The trial, due to commence on June 17 and last for five weeks, could see several high-profile Government figures take to the stand, including Alistair Darling, who was Labour’s Chancellor at the time of the order.
Former chancellor Darling could be called to give evidence in the High Court this month in a £1.25 billion showdown between the Government and the Iranian Bank Mellat.
The sanctions were ordered by Labour Ministers who believed there was evidence linking Mellat with the financing of Iran’s nuclear program development.
The bank claims the sanctions led to losses of $1.6billion (£1.25billion) – mostly in lost future business.
The restrictions had limited UK-based entities from dealing with Bank Mellat and its subsidiaries.
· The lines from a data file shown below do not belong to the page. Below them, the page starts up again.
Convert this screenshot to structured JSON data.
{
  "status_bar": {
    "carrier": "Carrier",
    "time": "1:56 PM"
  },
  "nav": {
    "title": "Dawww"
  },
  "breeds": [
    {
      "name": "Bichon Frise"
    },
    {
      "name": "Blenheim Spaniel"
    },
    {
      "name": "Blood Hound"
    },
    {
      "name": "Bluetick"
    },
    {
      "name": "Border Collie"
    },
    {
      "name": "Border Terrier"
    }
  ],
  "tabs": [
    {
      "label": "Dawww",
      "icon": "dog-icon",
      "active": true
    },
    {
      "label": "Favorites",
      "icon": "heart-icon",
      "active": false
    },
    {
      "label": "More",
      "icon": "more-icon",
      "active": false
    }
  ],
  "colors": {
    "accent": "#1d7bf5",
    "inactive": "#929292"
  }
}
The Supreme Court quashed the curbs in 2013, leading Mellat to launch a damages claim in the High Court.
The bank alleges that the UK Government also lobbied other international authorities to impose financial restrictions, leading to ‘copycat’ sanctions being introduced by the United Nations, the European Union and others.
Mellat had been subject to an asset freeze in the US since 2007, but it claims that frosty relations between the US and Iran meant Washington’s restrictions had ‘little material effect’ on the bank’s reputation or its profits.
However, it alleges that the UK’s actions ‘substantially damaged the bank’s reputation’ and led to the loss of profits, customers and access to international banking services.
The Treasury claims that, following the US sanctions, financial institutions were already reluctant to work with Mellat.
In its defence document, the Treasury asserts that Iran’s nuclear program ‘posed a risk to the UK’s national interest’.
The Treasury also expressed concerns that, due to ‘opacity’ around the ownership of Mellat, it cannot tell how much of any damages awarded would go to the Iranian government.
Defending its decision to impose the sanctions, the Treasury said: ‘Given concerns as to Bank Mellat’s involvement in providing services to Iran’s nuclear and ballistic missile programmes, and even the risk posed by these programmes, HM Treasury considered that there was ample justification for taking action to prevent the UK financial sector being involved in transactions of concern through Bank Mellat.’
The Treasury and Lord Darling declined to comment, according to the British financial news website.